Isso não é necessariamente produto da nossa cabeça, de alguma confusão que façamos ou de uma leitura desatenta. Em grande medida, isso ocorre porque: (i) áreas do conhecimento diferentes fazem usos diferentes de termos iguais, sendo os conceitos de decisão, ação e comportamento exemplos disso — dependendo de onde estiver na Psicologia, Economia ou Filosofia, o significado poderá ser bastante diferente; (ii) somos ensinados a pensar de modo disciplinar e não conseguimos conceber um universo conceitual multidisciplinar — sentimo-nos desconfortáveis; (iii) nalgumas áreas do conhecimento existe uma significativa indisciplina conceitual — cuidar dos conceitos parece ser um preciosismo inútil; (iv) alguns professores e divulgadores da ciência desconhecem conceitos relevantes que estão fora de suas disciplinas e não conseguem ajudar o leitor a organizar conhecimento correlato.

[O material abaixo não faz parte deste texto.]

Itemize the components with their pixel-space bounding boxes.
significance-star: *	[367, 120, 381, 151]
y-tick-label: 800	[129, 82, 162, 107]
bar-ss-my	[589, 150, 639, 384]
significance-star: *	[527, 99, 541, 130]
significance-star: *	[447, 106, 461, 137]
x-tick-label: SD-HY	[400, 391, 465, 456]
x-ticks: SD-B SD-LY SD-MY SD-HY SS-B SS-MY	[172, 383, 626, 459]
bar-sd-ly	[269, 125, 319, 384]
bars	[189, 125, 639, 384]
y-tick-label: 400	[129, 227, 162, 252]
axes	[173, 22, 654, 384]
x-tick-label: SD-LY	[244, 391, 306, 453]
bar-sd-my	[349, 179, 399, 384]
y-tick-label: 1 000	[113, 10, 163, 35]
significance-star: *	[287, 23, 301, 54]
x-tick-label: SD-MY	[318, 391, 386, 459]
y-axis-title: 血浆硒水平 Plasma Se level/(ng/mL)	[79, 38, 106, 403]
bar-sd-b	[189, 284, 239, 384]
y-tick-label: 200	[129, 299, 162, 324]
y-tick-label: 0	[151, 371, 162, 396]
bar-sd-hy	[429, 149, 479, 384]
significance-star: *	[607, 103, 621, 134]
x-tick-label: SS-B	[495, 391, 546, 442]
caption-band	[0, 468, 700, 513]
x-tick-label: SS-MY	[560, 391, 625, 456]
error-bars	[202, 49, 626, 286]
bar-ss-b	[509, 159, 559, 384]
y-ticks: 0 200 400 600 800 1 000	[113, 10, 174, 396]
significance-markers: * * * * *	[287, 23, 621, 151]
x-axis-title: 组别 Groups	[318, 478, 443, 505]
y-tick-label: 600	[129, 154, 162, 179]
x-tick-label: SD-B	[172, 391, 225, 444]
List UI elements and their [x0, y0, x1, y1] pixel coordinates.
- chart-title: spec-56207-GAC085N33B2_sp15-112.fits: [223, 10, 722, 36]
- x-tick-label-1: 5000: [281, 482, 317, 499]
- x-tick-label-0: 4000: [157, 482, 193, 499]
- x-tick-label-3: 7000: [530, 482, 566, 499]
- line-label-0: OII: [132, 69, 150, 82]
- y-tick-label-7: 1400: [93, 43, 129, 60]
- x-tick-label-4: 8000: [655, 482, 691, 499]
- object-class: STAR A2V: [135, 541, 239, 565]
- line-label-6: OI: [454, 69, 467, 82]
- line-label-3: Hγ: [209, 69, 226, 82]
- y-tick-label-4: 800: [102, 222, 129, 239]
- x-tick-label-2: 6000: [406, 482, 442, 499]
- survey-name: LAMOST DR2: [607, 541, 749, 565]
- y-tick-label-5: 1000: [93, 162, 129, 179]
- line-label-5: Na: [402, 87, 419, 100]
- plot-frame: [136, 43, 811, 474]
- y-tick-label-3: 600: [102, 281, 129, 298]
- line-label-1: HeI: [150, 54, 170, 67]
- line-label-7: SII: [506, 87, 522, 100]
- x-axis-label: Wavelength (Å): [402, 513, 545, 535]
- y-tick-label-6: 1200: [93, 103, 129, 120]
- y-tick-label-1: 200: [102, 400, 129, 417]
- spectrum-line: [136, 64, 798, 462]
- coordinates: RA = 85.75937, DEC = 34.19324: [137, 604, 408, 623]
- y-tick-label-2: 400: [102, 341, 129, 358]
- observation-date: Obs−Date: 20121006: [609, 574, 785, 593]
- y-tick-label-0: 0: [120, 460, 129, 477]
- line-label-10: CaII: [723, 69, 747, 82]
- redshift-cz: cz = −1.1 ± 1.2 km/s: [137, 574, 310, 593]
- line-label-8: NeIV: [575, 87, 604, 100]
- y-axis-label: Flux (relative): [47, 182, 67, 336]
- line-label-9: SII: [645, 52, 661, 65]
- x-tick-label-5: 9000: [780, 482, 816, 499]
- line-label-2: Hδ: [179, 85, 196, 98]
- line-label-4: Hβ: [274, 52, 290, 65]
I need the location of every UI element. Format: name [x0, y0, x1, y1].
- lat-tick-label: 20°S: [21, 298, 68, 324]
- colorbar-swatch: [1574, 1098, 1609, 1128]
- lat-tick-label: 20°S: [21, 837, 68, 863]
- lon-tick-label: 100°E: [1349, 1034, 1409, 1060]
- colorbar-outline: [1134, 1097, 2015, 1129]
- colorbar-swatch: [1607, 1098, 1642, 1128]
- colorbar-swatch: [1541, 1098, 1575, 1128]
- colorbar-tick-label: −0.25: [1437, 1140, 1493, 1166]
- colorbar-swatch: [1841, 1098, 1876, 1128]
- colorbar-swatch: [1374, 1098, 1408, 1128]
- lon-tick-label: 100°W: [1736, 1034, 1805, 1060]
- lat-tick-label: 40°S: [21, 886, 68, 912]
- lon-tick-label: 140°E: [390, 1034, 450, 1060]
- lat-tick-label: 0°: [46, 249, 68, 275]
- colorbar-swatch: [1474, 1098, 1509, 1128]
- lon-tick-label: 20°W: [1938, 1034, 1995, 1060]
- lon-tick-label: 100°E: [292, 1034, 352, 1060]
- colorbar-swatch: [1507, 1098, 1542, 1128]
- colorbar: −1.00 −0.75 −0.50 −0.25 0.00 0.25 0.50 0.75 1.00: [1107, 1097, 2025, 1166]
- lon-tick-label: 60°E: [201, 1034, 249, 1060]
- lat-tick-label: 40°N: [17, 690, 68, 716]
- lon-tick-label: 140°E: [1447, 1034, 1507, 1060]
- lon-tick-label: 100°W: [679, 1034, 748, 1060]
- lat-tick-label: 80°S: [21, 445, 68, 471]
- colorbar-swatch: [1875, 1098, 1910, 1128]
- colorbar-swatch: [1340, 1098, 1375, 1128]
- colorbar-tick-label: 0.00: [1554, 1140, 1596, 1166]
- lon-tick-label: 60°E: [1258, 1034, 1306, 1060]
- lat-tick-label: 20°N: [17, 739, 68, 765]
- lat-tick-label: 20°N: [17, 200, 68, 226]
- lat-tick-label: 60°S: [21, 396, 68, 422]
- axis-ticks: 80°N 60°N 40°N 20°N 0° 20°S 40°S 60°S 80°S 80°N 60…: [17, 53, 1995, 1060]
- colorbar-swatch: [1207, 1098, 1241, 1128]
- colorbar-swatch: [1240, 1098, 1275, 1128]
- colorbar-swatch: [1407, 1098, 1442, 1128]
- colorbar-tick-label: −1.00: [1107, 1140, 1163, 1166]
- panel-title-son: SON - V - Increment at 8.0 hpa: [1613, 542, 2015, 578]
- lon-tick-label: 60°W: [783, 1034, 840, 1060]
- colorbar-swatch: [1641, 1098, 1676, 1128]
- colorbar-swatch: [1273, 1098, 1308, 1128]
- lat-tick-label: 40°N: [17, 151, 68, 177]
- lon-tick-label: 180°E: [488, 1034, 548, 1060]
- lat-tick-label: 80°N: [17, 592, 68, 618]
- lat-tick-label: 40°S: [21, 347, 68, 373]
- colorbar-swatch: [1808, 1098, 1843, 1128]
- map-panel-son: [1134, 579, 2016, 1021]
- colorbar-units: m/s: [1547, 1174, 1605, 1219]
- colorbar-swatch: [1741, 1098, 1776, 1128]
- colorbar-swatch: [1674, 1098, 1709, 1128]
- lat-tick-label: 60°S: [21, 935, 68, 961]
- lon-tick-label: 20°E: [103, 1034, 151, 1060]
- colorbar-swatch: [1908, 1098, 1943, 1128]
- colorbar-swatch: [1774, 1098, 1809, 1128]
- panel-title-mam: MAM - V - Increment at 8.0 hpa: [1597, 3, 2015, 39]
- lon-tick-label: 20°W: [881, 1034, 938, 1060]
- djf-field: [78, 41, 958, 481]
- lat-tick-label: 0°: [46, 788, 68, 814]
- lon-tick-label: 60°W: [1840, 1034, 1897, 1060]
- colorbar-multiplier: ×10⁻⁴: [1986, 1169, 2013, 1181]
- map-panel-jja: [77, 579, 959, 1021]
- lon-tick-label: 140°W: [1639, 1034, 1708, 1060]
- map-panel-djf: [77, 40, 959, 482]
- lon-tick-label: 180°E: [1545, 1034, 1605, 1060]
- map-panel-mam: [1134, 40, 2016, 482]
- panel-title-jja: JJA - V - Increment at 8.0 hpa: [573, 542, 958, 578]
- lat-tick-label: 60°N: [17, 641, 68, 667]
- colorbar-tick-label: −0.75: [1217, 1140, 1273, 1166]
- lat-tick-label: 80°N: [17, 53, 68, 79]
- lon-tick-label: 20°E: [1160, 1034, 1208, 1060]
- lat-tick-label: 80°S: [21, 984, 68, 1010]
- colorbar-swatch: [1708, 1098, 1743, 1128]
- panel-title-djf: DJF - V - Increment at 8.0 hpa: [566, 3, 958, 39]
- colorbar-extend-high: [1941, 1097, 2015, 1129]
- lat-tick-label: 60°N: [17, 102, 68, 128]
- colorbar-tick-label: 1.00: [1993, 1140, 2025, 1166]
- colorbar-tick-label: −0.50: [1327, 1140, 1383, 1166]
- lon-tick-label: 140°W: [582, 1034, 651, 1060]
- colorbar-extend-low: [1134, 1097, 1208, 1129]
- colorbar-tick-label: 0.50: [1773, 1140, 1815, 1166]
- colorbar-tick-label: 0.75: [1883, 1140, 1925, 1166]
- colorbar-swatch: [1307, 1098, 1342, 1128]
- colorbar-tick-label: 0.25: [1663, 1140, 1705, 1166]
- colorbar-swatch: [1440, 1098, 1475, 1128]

Para aumentar ainda mais o grau de dificuldade desse quebra-cabeça, muitos conceitos científicos e filosóficos são expressos por palavras que também utilizamos no dia a dia — na linguagem de senso comum. São exemplos disso palavras como racionalidade, decisão, intenção, crença, desejo, preferência, egoísmo, altruísmo, força de vontade. Esses conceitos podem ter significados muito diferentes entre as ciências do comportamento, dentro da Filosofia e na linguagem de senso comum.

Por essa razão, alguns pesquisadores dedicam-se à análise conceitual sob recortes e métodos variados, dependendo do interesse e da produtividade nos debates social, histórico, teórico-paradigmático, filosófico e filosófico-experimental entre outros. Os estudos conceituais, apesar de relevantes, parecem ter deixado de interessar a uma parte significativa dos cientistas, infelizmente.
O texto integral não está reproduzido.